What do you find most rewarding about your work at SAB?
The fact that SAB’s technology can be applied to almost any disease is the most rewarding aspect to me. The company is focused on high-value commercial markets but has also done extensive research in unaddressed global diseases that few other companies have programs in.
How is SAB utilizing its Cambridge office?
In this industry, it’s strategic to have a location in the heart of one of the pharma’s research and financial centers. The Cambridge office provides an excellent base for networking with scientific and industry expertise as well as keeping us close to the large health care investment community in the Northeast.
What do you see as the potential of SAB’s technology?
There are a number of areas in which our technology has great promise, but the one that stands out for me is in oncology. Since single monoclonal antibodies have failed to provide a full solution to cancer, the current trend is to co-administer and combine agents to have a broader effect. We think the natural breadth and diversity provided by our polyclonal products will be a more specific and scientifically elegant solution to this challenge in oncology.

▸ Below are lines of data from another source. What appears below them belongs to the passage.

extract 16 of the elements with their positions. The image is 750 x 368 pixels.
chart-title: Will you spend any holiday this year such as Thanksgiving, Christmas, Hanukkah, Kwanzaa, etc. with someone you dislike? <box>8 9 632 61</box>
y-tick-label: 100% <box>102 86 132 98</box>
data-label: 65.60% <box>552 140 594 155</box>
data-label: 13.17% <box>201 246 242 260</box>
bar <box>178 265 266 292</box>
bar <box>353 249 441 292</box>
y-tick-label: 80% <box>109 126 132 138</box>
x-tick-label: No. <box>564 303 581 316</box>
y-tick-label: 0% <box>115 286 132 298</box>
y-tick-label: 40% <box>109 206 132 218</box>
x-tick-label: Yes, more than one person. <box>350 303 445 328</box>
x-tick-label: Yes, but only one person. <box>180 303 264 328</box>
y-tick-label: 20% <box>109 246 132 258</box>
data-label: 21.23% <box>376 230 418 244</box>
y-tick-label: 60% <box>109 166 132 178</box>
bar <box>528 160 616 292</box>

Is there a program in particular that you have most interest in personally?
I’m intrigued by our human anti-thymocyte globulin, or ATG, program. First, non-human versions of ATG are on the market and have demonstrated that they are effective tools to improve the success of organ transplant, and the only thing limiting their broader use is safety concerns associated with their non-human or animal derivation. A human ATG, produced with our unique capability to create a human product, would immediately expand this established market. Second, there is compelling clinical research that ATG could be used to treat some forms of type 1 diabetes. Again, a human version of this would be substantively more valuable than a non-human version. The ability for a single program to contribute so significantly to two important disease categories is very exciting to me.